Матери так и не удалось вытравить из него его мальчишескую веселость. «Хорошо хоть сегодня она не начала жаловаться на соседей и на свою жизнь», – с облегчением подумал Алексей. Это был ее хлеб с маслом.

– Тебе пора жениться, – категорически ответила Зоя Владимировна, всем своим видом пресекая шутливый тон сына. Ее лицо при этом выражало неизменную для нее озабоченную сердитость.

– На ком?.. – бросило в жар Алексея.

– На Илоне, дочери Агнессы Степановны, ты ее знаешь. Я на днях встретила ее у нас на Виноградаре в супермаркете «Сільпо». Румянец на всю щеку, красивая, как я не знаю что. А какие у нее шикарные волосы, густые, прямо, как парик. Совсем не представляю ее лысой. Я приглашу Агнессу Степановну и Илону на твой день рождения, и ты с ней объяснишься. Она будет тебе хорошей женой.

Со свойственным ей стахановским энтузиазмом, на одном дыхании изложила свой проект Зоя Владимировна, и стала ждать ответ. Она сидела с прямой спиной и донельзя сжатыми губами, с немым укором глядя на сына. Синее пламя воодушевления светилось в ее глазах, цветом оно напоминало огонь газовой конфорки. Робко взглянув на мать, Алексей не желая того отметил, что у нее непропорционально длинные, плотно сжатые губы, и если глядеть на нее в профиль, то кажется, будто она на что-то дует.

‒ Понял ты меня или нет, или ты молчишь от дурости?! ‒ теряя терпение, задала сразу три вопроса Зоя Владимировна.

– Да… То есть, нет! ‒ растерялся Алексей. ‒ Мама, но ведь она круглая дурра, – возразил он, содрогаясь от такой перспективы.
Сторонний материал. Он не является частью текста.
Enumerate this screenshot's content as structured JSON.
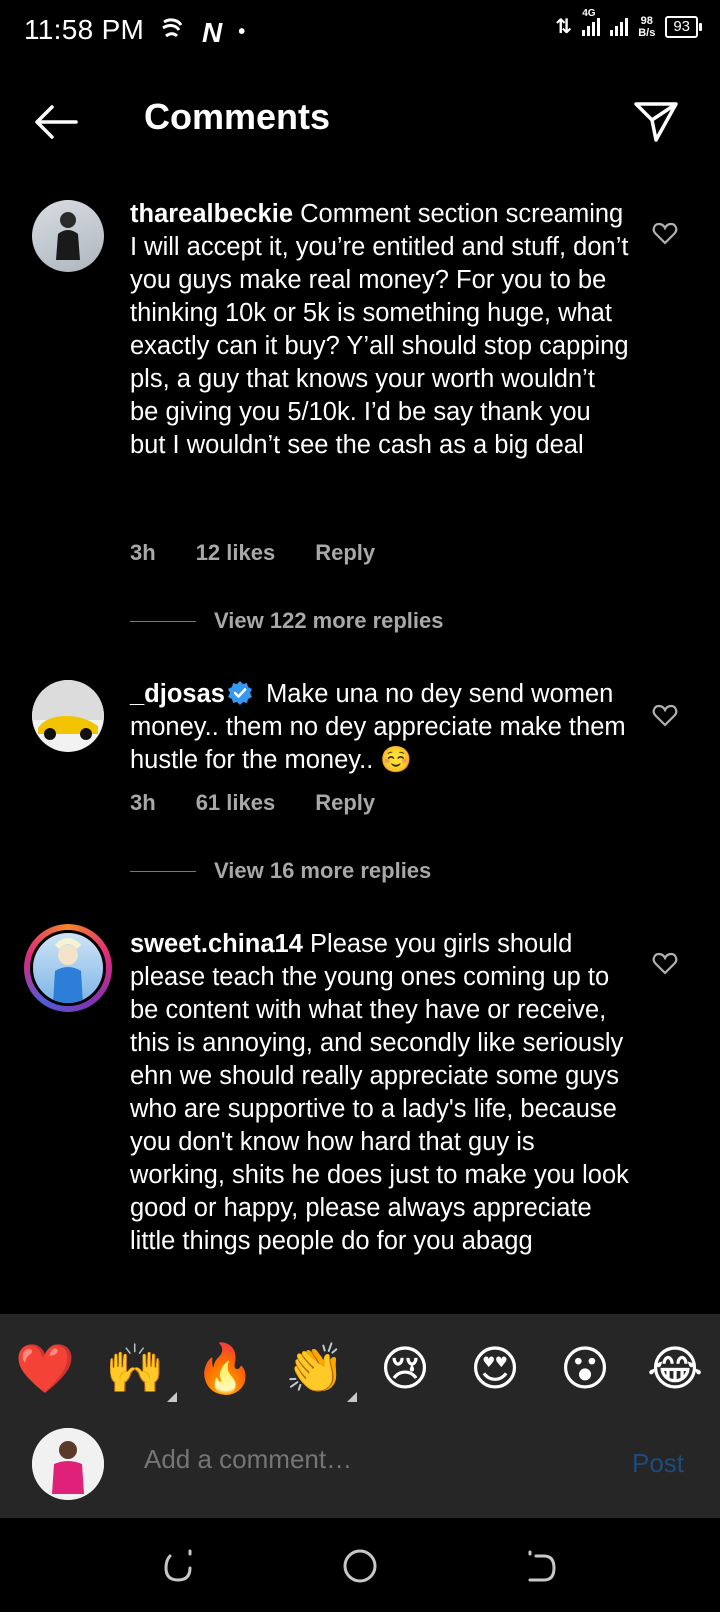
{
  "status_bar": {
    "time": "11:58 PM",
    "signal_label": "4G",
    "net_rate_top": "98",
    "net_rate_bottom": "B/s",
    "battery": "93"
  },
  "header": {
    "title": "Comments"
  },
  "comments": [
    {
      "username": "tharealbeckie",
      "verified": false,
      "text": "Comment section screaming I will accept it, you’re entitled and stuff, don’t you guys make real money? For you to be thinking 10k or 5k is something huge, what exactly can it buy? Y’all should stop capping pls, a guy that knows your worth wouldn’t be giving you 5/10k. I’d be say thank you but I wouldn’t see the cash as a big deal",
      "time": "3h",
      "likes": "12 likes",
      "reply": "Reply",
      "view_replies": "View 122 more replies"
    },
    {
      "username": "_djosas",
      "verified": true,
      "text": "Make una no dey send women money.. them no dey appreciate make them hustle for the money.. ☺️",
      "time": "3h",
      "likes": "61 likes",
      "reply": "Reply",
      "view_replies": "View 16 more replies"
    },
    {
      "username": "sweet.china14",
      "verified": false,
      "text": "Please you girls should please teach the young ones coming up to be content with what they have or receive, this is annoying, and secondly like seriously ehn we should really appreciate some guys who are supportive to a lady's life, because you don't know how hard that guy is working, shits he does just to make you look good or happy, please always appreciate little things people do for you abagg"
    }
  ],
  "emoji_bar": [
    "❤️",
    "🙌",
    "🔥",
    "👏",
    "😢",
    "😍",
    "😮",
    "😂"
  ],
  "composer": {
    "placeholder": "Add a comment…",
    "post_label": "Post"
  },
  "colors": {
    "background": "#000000",
    "composer_bg": "#262626",
    "meta_text": "#a8a8a8",
    "post_disabled": "#1d4b7d",
    "verified_blue": "#3897f0"
  }
}
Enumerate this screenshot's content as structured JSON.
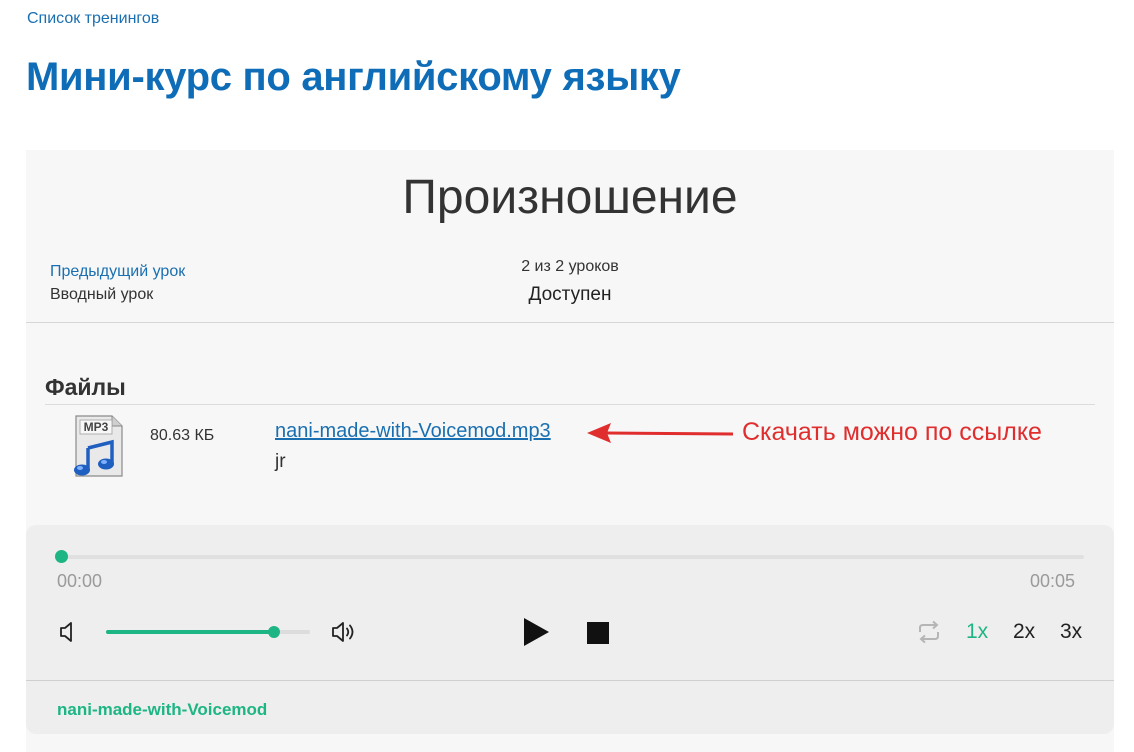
{
  "breadcrumb": {
    "label": "Список тренингов"
  },
  "page": {
    "title": "Мини-курс по английскому языку"
  },
  "lesson": {
    "title": "Произношение",
    "prev_label": "Предыдущий урок",
    "prev_name": "Вводный урок",
    "progress": "2 из 2 уроков",
    "status": "Доступен"
  },
  "files": {
    "heading": "Файлы",
    "items": [
      {
        "icon": "mp3-file-icon",
        "icon_text": "MP3",
        "size": "80.63 КБ",
        "name": "nani-made-with-Voicemod.mp3",
        "description": "jr"
      }
    ]
  },
  "annotation": {
    "text": "Скачать можно по ссылке",
    "color": "#e02d2d"
  },
  "player": {
    "time_current": "00:00",
    "time_total": "00:05",
    "playback_progress": 0,
    "volume": 0.82,
    "speeds": [
      "1x",
      "2x",
      "3x"
    ],
    "active_speed": "1x",
    "track_name": "nani-made-with-Voicemod",
    "accent_color": "#1db584"
  }
}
– Ничего не круглая, а такая, как все. Уж если я говорю что-нибудь, то знаю, о чем говорю. Много ты понимаешь! ‒ Зоя Владимировна возмущенно шмыгнула носом. ‒ И прекращай прикидываться слишком умным. Это тебе не идет, я тебе об этом сто раз говорила. Кому-то другому это может и идет, а тебе не идет. Ну, вот ни на сколечко не идет! – порывисто показав ему большим пальцем ноготь на своем мизинце, раздражаясь, все громче заговорила Зоя Владимировна.

– Но я не прикидываюсь. Мама, я такой и есть, – как можно мягче попытался снова возразить Алексей.